At that I burst out laughing. “Infer what you like and be hanged to you.”

“You may find this is no laughing matter, sir,” he cried, getting white with anger.

“And so may you, magistrate though you are. Kidnapping Englishmen is not a game your Government can play at with impunity, my friend.”

“I shall send for M. Volheno,” he said as he rose; “and in the meantime shall detain you here on my own responsibility.”

And with that he favoured me with a scowl and went out of the room, leaving me to speculate where I was going to finish the night.

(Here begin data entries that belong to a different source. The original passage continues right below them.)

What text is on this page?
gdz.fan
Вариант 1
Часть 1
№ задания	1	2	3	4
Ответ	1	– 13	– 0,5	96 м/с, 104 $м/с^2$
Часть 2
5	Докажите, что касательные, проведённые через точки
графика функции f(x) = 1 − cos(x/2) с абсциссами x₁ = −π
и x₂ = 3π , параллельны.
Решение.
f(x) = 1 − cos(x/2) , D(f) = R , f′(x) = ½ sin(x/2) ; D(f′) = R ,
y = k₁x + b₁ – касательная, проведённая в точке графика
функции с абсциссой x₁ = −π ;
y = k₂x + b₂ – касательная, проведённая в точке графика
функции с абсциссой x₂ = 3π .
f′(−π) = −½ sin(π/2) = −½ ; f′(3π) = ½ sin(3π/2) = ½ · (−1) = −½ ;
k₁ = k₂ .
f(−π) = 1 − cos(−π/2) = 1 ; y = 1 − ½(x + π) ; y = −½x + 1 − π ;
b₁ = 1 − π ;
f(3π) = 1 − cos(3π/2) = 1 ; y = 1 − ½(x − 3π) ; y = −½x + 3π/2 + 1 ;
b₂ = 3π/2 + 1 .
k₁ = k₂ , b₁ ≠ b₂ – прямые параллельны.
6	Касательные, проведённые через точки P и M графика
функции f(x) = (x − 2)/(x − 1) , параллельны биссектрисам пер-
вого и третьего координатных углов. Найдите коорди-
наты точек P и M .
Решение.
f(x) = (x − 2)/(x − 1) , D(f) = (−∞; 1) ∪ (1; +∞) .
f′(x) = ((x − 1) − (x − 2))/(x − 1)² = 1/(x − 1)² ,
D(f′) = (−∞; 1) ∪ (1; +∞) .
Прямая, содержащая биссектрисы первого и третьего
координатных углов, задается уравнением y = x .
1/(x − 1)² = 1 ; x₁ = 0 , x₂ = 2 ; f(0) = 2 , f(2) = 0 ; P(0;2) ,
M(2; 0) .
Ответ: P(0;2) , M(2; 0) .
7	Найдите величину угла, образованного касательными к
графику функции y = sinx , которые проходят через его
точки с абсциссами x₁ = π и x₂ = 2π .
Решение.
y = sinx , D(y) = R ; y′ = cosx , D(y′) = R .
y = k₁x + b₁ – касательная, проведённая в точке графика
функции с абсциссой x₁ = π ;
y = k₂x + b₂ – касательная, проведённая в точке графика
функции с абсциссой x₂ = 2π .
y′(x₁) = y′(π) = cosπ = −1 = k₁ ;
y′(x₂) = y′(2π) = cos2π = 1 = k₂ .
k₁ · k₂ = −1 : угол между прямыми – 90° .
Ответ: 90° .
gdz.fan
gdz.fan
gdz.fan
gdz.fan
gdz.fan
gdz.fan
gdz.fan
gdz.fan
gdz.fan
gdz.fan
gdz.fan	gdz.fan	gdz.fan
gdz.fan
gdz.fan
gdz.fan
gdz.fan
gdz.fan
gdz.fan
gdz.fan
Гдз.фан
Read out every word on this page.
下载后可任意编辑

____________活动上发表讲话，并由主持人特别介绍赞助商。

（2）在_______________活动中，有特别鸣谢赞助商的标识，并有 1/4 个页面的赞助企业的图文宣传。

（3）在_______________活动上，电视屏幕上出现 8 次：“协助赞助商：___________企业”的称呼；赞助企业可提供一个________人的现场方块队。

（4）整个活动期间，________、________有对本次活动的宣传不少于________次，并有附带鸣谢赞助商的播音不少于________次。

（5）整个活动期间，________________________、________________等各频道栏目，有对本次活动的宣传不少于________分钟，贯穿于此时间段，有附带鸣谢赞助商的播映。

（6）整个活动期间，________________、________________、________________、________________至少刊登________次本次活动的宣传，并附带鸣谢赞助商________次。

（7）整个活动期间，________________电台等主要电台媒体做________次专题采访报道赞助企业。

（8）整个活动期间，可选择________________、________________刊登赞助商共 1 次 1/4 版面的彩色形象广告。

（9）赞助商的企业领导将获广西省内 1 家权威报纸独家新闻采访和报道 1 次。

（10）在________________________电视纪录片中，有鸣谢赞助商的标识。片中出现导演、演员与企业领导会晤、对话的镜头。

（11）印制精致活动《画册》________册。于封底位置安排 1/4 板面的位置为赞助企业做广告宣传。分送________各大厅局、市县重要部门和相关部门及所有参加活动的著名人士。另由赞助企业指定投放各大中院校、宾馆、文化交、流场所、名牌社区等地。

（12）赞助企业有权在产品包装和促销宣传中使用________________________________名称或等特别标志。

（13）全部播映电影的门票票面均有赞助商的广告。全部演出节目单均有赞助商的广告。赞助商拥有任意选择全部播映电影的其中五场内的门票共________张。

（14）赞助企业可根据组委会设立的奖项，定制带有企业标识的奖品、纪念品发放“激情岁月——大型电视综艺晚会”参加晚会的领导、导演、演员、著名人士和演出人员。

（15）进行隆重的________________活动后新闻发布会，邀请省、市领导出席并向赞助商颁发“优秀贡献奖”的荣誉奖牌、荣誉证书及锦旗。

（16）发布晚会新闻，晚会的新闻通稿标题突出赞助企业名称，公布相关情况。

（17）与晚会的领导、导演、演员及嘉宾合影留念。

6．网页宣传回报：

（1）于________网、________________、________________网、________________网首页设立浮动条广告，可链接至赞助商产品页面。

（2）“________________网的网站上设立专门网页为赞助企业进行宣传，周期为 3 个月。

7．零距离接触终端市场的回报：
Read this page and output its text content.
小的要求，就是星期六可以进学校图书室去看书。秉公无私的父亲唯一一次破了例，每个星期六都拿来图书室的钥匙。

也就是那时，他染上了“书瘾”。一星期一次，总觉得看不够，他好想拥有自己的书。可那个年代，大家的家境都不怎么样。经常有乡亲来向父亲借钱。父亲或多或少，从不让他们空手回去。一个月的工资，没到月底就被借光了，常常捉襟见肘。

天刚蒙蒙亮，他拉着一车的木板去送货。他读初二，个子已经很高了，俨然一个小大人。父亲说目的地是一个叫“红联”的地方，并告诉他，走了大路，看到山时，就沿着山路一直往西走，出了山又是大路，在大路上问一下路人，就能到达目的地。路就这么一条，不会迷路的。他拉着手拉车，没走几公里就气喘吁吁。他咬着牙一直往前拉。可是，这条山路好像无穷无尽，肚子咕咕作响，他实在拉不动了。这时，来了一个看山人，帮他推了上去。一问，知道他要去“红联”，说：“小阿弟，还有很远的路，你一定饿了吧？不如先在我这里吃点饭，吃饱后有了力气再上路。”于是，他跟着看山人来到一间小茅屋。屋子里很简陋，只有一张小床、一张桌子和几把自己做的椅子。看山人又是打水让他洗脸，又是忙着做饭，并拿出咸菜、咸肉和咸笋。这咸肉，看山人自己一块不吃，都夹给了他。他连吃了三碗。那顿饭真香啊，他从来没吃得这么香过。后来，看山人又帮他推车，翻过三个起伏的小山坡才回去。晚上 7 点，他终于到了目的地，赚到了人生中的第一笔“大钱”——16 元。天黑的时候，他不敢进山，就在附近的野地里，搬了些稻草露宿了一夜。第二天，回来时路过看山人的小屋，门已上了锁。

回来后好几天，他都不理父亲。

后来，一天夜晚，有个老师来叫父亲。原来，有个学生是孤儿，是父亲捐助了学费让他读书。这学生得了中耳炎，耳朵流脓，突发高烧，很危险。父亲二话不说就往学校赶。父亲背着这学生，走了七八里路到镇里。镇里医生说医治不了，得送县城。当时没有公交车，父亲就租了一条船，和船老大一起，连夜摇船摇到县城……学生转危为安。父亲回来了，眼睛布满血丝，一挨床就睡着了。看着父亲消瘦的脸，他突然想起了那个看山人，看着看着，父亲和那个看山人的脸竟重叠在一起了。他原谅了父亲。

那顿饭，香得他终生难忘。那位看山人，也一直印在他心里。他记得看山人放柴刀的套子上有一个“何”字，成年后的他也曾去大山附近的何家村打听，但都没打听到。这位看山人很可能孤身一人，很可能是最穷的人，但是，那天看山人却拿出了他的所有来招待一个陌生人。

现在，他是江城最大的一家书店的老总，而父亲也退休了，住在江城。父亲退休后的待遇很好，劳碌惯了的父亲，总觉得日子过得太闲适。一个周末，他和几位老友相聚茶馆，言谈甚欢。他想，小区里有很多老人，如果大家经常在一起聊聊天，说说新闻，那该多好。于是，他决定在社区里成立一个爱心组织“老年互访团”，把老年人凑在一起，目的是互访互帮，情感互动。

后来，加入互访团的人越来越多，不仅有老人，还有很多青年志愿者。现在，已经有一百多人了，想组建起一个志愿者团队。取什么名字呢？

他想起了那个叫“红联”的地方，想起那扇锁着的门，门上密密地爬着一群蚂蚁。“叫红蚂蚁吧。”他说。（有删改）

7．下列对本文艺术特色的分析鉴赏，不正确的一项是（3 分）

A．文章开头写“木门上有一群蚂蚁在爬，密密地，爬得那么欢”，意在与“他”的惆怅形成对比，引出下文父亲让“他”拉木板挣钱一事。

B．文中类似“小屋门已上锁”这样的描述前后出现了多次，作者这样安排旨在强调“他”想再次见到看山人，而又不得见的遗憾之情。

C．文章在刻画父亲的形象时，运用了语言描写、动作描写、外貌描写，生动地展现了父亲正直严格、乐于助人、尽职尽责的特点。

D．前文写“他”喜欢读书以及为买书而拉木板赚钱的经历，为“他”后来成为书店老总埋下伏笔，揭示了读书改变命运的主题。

The odds appeared to be in favour of a prison cell rather than my own bed.

CHAPTER X
A DRASTIC TEST

THE matter was obviously more serious than I had at first believed; and I realized that, as the authorities were aware that I knew Barosa and Inez were really revolutionaries, I might have some difficulty in convincing them that my knowledge had been innocently obtained. And two unpleasant possibilities loomed ahead.

This hot-headed magistrate, if left to himself, might pack me off to one of their prisons; and any one who has seen a Portuguese prison will understand my dread of such a step.

The condition of these dens of filth, wretchedness, and abomination is a black stain upon the Portuguese administration. Take the lowest and dirtiest type of the worst doss-house in London, multiply its foulest features ten times, overcrowd it with verminous brawling scum to two or three times the extent of what you would consider its utmost limit of accommodation, and stir up the whole with gaoler-bullies who have all graduated with the highest honours in the school of brutality and blackguardism; and you have a typical Portuguese gaol.